Build An Paddy Disesase Object Detection with ONLY $13

9 min readOct 21, 2024

In the current era, AI has become a powerful tool that simplifies our work and makes analysis more efficient. However, many might think that developing AI requires a massive budget and access to supercomputers. From my own experience working with my lecturer, I’ve learned that it’s possible to build an affordable AI solution for object detection, costing as little as $13 per month. Here, I’ll share some key aspects of how we made it happen.

a. Introduction Dataset and Training Process

b. Explanation Concept of Rest-API

c. Engineering Perspective for implement it

A. Introduction Dataset and Training Process

For this study, I utilized a publicly available dataset from Roboflow called Paddy Dataset v2, which contains 1,704 images across 4 classes. You can download the dataset using the provided link. For the detection task, I employed Ultralytics, a company specializing in AI and computer vision, primarily known for their development of YOLOv5, a leading model in object detection. YOLO (You Only Look Once) is a family of models built for real-time object detection, image classification, and segmentation. Ultralytics has optimized the YOLO architecture to be faster, more accurate, and user-friendly.

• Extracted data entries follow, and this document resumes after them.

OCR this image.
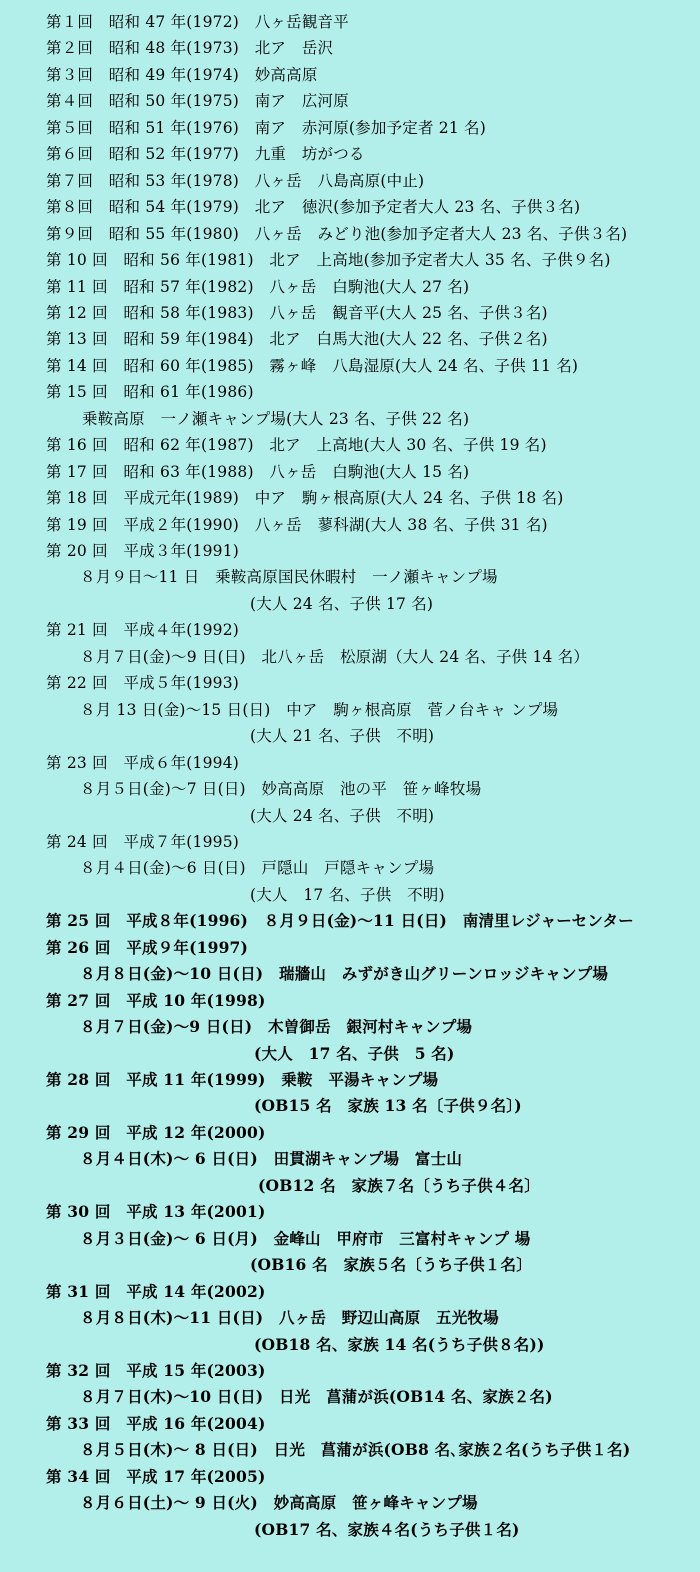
第１回　昭和 47 年(1972)　八ヶ岳観音平
第２回　昭和 48 年(1973)　北ア　岳沢
第３回　昭和 49 年(1974)　妙高高原
第４回　昭和 50 年(1975)　南ア　広河原
第５回　昭和 51 年(1976)　南ア　赤河原(参加予定者 21 名)
第６回　昭和 52 年(1977)　九重　坊がつる
第７回　昭和 53 年(1978)　八ヶ岳　八島高原(中止)
第８回　昭和 54 年(1979)　北ア　徳沢(参加予定者大人 23 名、子供３名)
第９回　昭和 55 年(1980)　八ヶ岳　みどり池(参加予定者大人 23 名、子供３名)
第 10 回　昭和 56 年(1981)　北ア　上高地(参加予定者大人 35 名、子供９名)
第 11 回　昭和 57 年(1982)　八ヶ岳　白駒池(大人 27 名)
第 12 回　昭和 58 年(1983)　八ヶ岳　観音平(大人 25 名、子供３名)
第 13 回　昭和 59 年(1984)　北ア　白馬大池(大人 22 名、子供２名)
第 14 回　昭和 60 年(1985)　霧ヶ峰　八島湿原(大人 24 名、子供 11 名)
第 15 回　昭和 61 年(1986)
乗鞍高原　一ノ瀬キャンプ場(大人 23 名、子供 22 名)
第 16 回　昭和 62 年(1987)　北ア　上高地(大人 30 名、子供 19 名)
第 17 回　昭和 63 年(1988)　八ヶ岳　白駒池(大人 15 名)
第 18 回　平成元年(1989)　中ア　駒ヶ根高原(大人 24 名、子供 18 名)
第 19 回　平成２年(1990)　八ヶ岳　蓼科湖(大人 38 名、子供 31 名)
第 20 回　平成３年(1991)
８月９日～11 日　乗鞍高原国民休暇村　一ノ瀬キャンプ場
(大人 24 名、子供 17 名)
第 21 回　平成４年(1992)
８月７日(金)～9 日(日)　北八ヶ岳　松原湖（大人 24 名、子供 14 名）
第 22 回　平成５年(1993)
８月 13 日(金)～15 日(日)　中ア　駒ヶ根高原　菅ノ台キャ ンプ場
(大人 21 名、子供　不明)
第 23 回　平成６年(1994)
８月５日(金)～7 日(日)　妙高高原　池の平　笹ヶ峰牧場
(大人 24 名、子供　不明)
第 24 回　平成７年(1995)
８月４日(金)～6 日(日)　戸隠山　戸隠キャンプ場
(大人　17 名、子供　不明)
第 25 回　平成８年(1996)　８月９日(金)～11 日(日)　南清里レジャーセンター
第 26 回　平成９年(1997)
８月８日(金)～10 日(日)　瑞牆山　みずがき山グリーンロッジキャンプ場
第 27 回　平成 10 年(1998)
８月７日(金)～9 日(日)　木曽御岳　銀河村キャンプ場
(大人　17 名、子供　5 名)
第 28 回　平成 11 年(1999)　乗鞍　平湯キャンプ場
(OB15 名　家族 13 名〔子供９名〕)
第 29 回　平成 12 年(2000)
８月４日(木)～ 6 日(日)　田貫湖キャンプ場　富士山
(OB12 名　家族７名〔うち子供４名〕
第 30 回　平成 13 年(2001)
８月３日(金)～ 6 日(月)　金峰山　甲府市　三富村キャンプ 場
(OB16 名　家族５名〔うち子供１名〕
第 31 回　平成 14 年(2002)
８月８日(木)～11 日(日)　八ヶ岳　野辺山高原　五光牧場
(OB18 名、家族 14 名(うち子供８名))
第 32 回　平成 15 年(2003)
８月７日(木)～10 日(日)　日光　菖蒲が浜(OB14 名、家族２名)
第 33 回　平成 16 年(2004)
８月５日(木)～ 8 日(日)　日光　菖蒲が浜(OB8 名､家族２名(うち子供１名)
第 34 回　平成 17 年(2005)
８月６日(土)～ 9 日(火)　妙高高原　笹ヶ峰キャンプ場
(OB17 名、家族４名(うち子供１名)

The original YOLO was developed by Joseph Redmon using a custom framework called Darknet, a highly flexible research framework written in low-level languages. Over the years, this framework has produced a series of top-performing real-time object detectors in computer vision, including YOLOv2, YOLOv3, YOLOv4, all the way to YOLOv5, and even further with YOLOv6, YOLOv7, YOLOv8, YOLO-NAS, YOLO-World, YOLOv9, and YOLOv10.

In this mini-project, I used YOLOv8 with the specific model is YOLOv8n for object detection, and to optimize the training process for speed and efficiency, I ran the training on Google Colaboratory Pro+. To make the concept clearer, I’ve illustrated it in the image below.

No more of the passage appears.